Defensive programming means writing code that expects things to go wrong. Instead of assuming inputs are valid and callers behave, defensive code validates its arguments, checks return values, and guards against states that “should never happen.” The goal is robustness: software that fails predictably and safely rather than corrupting data or limping along in a broken condition.
The Pragmatic Programmer captures the core habits in its tips. Tip 38, “Crash Early,” argues that a dead program normally does a lot less damage than a crippled one, so it is better to stop at the first sign of an impossible state. Tip 39, “Use Assertions to Prevent the Impossible,” recommends that if something genuinely cannot happen, an assertion should be there to ensure it does not, validating the assumptions the code is built on. Tip 37, “Design with Contracts,” frames the same idea as making each component’s obligations explicit.
Failing fast is central to this approach.
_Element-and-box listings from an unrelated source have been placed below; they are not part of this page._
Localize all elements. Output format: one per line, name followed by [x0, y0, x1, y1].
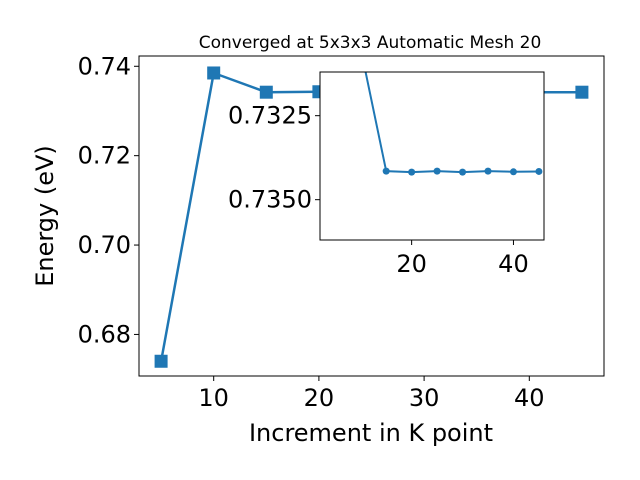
x-tick-label: 40	[514, 384, 545, 412]
inset-y-tick-label: 0.7325	[228, 102, 312, 130]
inset-x-tick-label: 20	[396, 250, 427, 278]
y-tick-label: 0.72	[78, 142, 131, 170]
inset-series	[364, 72, 543, 176]
y-tick-label: 0.68	[78, 320, 131, 348]
inset-series-line	[364, 72, 539, 174]
data-point-marker	[575, 85, 589, 99]
inset-data-point-marker	[382, 167, 390, 175]
inset-data-point-marker	[535, 167, 543, 175]
data-point-marker	[154, 354, 168, 368]
y-tick-label: 0.70	[78, 231, 131, 259]
inset-frame	[319, 71, 545, 241]
inset-y-tick-label: 0.7350	[228, 186, 312, 214]
y-tick-label: 0.74	[78, 52, 131, 80]
inset-data-point-marker	[408, 168, 416, 176]
x-tick-label: 10	[198, 384, 229, 412]
data-point-marker	[259, 85, 273, 99]
data-point-marker	[207, 66, 221, 80]
inset-x-ticks: 20 40	[396, 240, 529, 278]
inset-data-point-marker	[433, 167, 441, 175]
inset-background	[320, 72, 544, 240]
main-x-ticks: 10 20 30 40	[198, 376, 545, 412]
x-axis-label: Increment in K point	[249, 419, 493, 447]
y-axis-label: Energy (eV)	[31, 145, 59, 287]
inset-x-tick-label: 40	[498, 250, 529, 278]
inset-y-ticks: 0.7325 0.7350	[228, 102, 320, 214]
x-tick-label: 20	[304, 384, 335, 412]
inset-data-point-marker	[459, 168, 467, 176]
inset-data-point-marker	[509, 168, 517, 176]
x-tick-label: 30	[409, 384, 440, 412]
main-y-ticks: 0.68 0.70 0.72 0.74	[78, 52, 139, 348]
chart-title: Converged at 5x3x3 Automatic Mesh 20	[199, 33, 542, 53]
inset-data-point-marker	[484, 167, 492, 175]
When a function receives a value that violates its assumptions, raising an error immediately surfaces the bug close to its cause, where it is easy to diagnose, rather than letting it propagate into corrupted output far downstream.
Defensive programming overlaps heavily with secure coding. The SEI CERT coding standards, which the secure coding community maintains, codify many of the same rules around validating input and handling errors, because the same unchecked assumptions that cause crashes are often the ones attackers exploit. Done well, defensive code is both more reliable and harder to misuse.